08 Jul Medical Malpractice During a Delivery

Difficultly during a delivery can cause catastrophic damage to the baby. It is natural for the parents to look for an explanation as to what went wrong and who is to blame. Sometimes it is the fault of the medical professionals involved and sometimes it is not. This determination will be made based on the standard of care expected.


It is well established in our courts that a medical practitioner must bring to his task a reasonable degree of skill and knowledge and must exercise a reasonable degree of care. He is bound to exercise that degree of care and skill which could reasonably be expected of a normal, prudent practitioner of the same experience and standing. This standard is not a standard of perfection. There will be no negligence if a generally accepted standard of practice is followed.

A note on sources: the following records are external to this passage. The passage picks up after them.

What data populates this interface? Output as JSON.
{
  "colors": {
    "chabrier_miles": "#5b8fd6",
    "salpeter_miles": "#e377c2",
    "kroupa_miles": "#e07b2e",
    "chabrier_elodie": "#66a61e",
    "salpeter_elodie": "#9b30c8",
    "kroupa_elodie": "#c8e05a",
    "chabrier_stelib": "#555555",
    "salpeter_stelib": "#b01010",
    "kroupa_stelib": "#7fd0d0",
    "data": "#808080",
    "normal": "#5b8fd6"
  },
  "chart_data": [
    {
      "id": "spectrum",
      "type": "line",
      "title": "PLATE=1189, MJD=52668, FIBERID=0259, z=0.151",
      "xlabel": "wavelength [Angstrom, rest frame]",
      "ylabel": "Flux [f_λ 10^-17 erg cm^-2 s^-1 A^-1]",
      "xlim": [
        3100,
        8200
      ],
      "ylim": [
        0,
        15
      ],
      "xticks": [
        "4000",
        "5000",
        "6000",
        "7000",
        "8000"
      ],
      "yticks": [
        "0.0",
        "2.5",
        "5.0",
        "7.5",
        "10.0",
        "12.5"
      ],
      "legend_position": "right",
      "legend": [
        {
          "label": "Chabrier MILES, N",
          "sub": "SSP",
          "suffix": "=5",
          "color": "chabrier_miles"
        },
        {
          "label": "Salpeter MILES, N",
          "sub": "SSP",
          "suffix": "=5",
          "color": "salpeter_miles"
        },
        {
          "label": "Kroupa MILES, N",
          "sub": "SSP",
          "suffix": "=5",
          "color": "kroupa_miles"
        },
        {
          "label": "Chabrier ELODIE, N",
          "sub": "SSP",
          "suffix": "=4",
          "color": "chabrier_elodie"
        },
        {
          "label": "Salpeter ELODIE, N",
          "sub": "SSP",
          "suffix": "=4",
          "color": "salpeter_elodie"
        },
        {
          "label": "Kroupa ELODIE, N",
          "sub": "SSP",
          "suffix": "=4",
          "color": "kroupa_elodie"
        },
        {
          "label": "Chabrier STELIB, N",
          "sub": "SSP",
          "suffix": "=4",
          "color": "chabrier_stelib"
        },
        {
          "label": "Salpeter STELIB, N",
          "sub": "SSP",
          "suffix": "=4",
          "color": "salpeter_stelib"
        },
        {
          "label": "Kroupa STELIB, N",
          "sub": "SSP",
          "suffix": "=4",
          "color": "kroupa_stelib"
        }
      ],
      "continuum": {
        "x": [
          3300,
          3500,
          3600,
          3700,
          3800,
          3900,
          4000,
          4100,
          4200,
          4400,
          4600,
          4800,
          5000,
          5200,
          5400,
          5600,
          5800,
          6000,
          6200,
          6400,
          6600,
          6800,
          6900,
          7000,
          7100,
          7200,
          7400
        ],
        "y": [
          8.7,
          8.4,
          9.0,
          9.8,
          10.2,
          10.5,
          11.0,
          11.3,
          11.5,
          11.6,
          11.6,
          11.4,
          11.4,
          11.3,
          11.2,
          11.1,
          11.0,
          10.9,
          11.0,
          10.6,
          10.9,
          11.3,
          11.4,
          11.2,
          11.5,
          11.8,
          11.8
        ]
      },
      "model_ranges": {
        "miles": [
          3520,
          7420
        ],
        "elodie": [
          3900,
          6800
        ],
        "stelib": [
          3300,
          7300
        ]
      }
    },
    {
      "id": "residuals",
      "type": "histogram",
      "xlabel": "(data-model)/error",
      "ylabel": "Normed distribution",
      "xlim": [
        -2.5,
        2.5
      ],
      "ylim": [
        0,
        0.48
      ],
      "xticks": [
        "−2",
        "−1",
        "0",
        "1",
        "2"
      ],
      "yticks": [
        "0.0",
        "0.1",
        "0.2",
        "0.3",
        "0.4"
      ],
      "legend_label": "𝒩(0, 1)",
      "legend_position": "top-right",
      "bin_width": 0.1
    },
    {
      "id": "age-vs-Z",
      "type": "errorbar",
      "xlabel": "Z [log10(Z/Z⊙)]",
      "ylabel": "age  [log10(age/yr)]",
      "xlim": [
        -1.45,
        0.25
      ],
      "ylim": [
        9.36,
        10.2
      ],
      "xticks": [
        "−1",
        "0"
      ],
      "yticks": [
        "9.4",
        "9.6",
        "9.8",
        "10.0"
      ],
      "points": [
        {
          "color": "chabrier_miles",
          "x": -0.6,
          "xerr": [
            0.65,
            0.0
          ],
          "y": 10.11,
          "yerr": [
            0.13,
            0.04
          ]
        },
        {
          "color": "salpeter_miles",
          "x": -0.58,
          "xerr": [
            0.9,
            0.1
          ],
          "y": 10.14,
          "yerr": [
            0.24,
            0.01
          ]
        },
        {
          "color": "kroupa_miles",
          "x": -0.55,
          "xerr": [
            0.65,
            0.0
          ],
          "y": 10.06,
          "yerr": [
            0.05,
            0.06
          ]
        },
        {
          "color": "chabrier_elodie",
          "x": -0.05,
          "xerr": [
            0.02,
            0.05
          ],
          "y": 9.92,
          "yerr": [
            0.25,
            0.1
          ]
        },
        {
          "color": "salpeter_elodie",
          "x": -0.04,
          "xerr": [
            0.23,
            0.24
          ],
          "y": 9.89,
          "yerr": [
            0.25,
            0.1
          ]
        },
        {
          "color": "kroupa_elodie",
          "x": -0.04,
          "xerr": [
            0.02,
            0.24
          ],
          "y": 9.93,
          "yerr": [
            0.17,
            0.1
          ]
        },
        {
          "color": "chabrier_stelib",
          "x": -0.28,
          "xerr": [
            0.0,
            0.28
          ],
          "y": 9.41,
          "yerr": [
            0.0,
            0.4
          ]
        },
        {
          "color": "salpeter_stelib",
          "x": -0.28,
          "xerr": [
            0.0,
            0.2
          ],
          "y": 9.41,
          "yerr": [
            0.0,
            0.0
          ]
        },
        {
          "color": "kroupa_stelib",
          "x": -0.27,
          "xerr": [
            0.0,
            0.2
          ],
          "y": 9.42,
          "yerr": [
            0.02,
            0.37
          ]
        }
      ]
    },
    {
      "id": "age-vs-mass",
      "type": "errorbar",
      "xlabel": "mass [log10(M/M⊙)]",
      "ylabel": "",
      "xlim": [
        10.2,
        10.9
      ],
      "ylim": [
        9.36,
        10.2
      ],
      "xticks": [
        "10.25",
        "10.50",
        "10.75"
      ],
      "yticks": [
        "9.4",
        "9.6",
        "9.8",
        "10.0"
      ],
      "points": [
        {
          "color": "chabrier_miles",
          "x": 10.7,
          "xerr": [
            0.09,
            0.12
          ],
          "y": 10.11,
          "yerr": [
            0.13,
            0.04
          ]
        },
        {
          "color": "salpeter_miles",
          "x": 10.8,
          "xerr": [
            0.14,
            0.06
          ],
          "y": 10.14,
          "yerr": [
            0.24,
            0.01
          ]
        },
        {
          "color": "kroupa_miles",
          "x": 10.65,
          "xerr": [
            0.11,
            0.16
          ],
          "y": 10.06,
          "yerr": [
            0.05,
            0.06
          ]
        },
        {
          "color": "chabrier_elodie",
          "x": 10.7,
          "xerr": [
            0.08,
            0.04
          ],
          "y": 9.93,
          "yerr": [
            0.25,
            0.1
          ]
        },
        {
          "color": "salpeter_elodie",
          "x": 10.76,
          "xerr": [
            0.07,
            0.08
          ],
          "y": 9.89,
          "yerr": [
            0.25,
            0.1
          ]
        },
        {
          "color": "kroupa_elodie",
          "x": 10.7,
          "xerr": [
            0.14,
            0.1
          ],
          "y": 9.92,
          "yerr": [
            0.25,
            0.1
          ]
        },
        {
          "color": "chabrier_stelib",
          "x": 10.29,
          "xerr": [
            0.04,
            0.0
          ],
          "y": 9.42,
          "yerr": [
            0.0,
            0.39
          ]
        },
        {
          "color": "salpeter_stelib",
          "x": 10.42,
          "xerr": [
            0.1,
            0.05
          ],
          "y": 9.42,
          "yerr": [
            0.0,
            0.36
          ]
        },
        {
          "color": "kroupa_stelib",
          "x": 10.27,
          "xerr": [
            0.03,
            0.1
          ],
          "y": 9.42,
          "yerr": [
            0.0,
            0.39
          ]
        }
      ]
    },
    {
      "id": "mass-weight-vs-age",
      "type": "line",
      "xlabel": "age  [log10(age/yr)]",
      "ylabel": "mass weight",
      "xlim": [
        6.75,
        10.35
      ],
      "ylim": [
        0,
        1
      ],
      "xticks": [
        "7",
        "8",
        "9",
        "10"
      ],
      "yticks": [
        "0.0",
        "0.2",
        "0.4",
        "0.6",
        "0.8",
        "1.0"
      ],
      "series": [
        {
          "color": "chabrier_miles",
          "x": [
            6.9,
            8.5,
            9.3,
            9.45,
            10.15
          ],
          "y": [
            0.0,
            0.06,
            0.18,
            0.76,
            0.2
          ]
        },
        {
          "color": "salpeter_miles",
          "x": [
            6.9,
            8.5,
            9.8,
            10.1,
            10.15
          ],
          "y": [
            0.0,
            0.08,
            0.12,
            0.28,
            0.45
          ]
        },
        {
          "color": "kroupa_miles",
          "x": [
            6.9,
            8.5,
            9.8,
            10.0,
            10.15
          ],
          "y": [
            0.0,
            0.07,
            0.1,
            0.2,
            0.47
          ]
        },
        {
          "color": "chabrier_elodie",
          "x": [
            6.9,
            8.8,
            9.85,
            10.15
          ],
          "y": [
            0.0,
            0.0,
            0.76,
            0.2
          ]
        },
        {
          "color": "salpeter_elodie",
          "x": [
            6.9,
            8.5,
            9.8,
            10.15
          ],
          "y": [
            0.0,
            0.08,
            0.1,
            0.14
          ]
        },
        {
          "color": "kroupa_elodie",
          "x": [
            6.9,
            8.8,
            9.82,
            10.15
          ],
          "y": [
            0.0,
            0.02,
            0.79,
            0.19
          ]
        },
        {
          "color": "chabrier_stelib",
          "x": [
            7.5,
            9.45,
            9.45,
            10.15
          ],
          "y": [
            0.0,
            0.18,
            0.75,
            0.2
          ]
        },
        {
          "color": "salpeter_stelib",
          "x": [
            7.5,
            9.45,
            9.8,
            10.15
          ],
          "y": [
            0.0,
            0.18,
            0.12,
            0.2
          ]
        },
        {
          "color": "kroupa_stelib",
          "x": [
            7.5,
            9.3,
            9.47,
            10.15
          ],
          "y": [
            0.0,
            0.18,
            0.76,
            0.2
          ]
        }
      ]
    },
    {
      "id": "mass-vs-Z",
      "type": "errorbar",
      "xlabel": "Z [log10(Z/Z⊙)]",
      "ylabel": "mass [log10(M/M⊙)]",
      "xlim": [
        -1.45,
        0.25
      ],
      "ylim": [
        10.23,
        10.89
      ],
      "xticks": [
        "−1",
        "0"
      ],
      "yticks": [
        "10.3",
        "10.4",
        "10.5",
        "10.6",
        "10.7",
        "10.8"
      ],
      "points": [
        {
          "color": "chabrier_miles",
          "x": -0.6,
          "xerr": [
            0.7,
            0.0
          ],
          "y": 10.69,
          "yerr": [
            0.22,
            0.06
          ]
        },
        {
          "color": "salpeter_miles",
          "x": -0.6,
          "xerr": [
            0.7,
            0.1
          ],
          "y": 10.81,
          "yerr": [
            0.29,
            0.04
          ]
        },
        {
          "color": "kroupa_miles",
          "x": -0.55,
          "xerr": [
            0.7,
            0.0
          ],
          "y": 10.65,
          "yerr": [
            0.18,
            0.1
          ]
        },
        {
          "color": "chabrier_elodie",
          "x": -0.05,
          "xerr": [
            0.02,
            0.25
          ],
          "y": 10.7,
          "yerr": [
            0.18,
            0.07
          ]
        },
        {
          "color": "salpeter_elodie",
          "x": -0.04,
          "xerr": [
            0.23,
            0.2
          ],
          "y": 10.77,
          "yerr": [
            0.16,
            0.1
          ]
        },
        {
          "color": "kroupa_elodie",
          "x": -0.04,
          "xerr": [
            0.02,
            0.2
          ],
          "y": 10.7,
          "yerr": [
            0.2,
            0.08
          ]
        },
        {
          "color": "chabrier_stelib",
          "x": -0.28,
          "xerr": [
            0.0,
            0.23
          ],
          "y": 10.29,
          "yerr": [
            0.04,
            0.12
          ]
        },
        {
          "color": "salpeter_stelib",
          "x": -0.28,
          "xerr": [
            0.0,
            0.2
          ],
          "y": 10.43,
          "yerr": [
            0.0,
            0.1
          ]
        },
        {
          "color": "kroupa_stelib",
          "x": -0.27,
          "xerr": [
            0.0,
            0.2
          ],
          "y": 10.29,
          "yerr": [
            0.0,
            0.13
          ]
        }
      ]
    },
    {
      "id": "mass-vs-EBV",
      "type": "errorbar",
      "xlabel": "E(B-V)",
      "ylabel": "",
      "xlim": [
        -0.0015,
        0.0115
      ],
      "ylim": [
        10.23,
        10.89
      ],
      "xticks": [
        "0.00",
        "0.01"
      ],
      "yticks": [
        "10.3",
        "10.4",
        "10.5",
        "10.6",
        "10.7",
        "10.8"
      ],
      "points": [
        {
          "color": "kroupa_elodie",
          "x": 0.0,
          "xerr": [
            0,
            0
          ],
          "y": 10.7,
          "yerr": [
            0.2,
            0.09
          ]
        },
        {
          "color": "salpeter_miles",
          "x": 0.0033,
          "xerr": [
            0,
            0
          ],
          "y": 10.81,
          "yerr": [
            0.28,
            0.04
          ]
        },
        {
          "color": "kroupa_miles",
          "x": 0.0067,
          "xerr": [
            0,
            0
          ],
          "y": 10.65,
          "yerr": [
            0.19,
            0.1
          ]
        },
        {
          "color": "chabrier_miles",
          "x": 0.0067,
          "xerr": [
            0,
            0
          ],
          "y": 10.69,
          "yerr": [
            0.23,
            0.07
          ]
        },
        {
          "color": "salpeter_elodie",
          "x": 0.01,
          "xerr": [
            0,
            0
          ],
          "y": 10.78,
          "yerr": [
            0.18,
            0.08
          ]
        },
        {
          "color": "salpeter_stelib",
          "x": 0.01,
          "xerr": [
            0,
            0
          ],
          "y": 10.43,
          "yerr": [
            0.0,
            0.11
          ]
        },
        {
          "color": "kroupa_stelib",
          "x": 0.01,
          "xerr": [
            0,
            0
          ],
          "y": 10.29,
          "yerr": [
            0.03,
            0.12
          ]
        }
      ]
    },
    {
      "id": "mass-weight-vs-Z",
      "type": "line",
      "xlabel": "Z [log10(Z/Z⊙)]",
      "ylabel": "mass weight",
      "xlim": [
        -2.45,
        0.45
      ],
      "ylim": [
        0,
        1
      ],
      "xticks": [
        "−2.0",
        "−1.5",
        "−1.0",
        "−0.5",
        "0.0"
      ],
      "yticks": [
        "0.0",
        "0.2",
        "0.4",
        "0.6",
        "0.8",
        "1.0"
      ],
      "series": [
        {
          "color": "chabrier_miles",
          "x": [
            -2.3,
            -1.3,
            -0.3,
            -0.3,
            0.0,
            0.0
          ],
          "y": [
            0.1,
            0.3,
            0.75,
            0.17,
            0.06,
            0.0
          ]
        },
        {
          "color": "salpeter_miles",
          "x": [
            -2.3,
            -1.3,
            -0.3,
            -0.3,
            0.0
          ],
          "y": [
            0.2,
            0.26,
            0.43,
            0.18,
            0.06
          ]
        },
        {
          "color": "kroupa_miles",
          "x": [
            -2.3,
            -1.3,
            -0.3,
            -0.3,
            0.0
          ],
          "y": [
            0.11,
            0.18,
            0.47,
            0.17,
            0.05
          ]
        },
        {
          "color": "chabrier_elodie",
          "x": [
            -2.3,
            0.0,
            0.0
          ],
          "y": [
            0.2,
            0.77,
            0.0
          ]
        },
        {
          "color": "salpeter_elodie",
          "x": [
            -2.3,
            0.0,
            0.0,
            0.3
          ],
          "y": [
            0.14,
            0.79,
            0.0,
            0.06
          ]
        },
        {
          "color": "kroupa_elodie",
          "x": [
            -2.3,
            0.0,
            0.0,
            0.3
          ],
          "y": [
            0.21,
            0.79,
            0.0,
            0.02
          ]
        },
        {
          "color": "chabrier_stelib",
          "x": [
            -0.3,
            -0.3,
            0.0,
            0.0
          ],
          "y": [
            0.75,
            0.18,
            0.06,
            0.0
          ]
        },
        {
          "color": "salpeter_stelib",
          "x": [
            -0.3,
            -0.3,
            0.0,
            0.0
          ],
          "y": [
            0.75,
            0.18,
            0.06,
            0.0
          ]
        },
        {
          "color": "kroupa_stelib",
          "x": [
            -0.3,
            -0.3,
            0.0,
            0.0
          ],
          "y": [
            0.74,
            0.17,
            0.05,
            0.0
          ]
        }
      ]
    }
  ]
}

In addition, there can be differences of opinion with respect to diagnosis and treatment. A medical professional is not negligent just because his conclusion differs from other professionals, or because he has displayed less skill or knowledge than others would have shown.


In Allen v. Bishop of Victoria, 2016 BCSC 1078, the Plaintiff suffered an acute profound hypoxic ischemic brain injury during delivery at St. Joseph’s General Hospital in Comox. As a result, she has cerebral palsy and is profoundly disabled. The Plaintiff’s mother brought an action on her behalf for damages suffered at her birth. Defendants were The Bishop of Victoria (operator of the hospital) and two nurses involved in the delivery.


The case turned on what happened in the early morning hours of the delivery. During that time the Plaintiff must have suffered a period of 20 minutes or more of oxygen deprivation. This should have been reflected in a marked deceleration of the fetal heart rate. The fetal heart rate was continuously monitored and nothing of concern was noted by the nurse. The issue before the court was whether the readings taken by the nurse were indicative of fetal distress, about which something should have done, or whether they were unremarkable.

The Court found that there was no basis in the evidence to infer that the nurse did not accurately record the fetal heart rate. Her evidence was straightforward and she was sure she was meeting an appropriate standard. There was some suggestion that she might have made the mistake of confusing the maternal heart rate and the baby’s heart rate but the Court was satisfied she did not make that mistake. Evidence that more attentive monitoring by more sophisticated equipment might have led to earlier intervention was insufficient to discharge the burden of proof in the circumstances.

The Court held that although there were some decreases in the fetal heart rate, the weight of the medical opinion was that they were not a signal that the baby was in distress. The question of why the monitoring of the fetal heart rate in this case did not detect the child’s hypoxic state remained unanswered. The Court dismissed the Plaintiff’s case.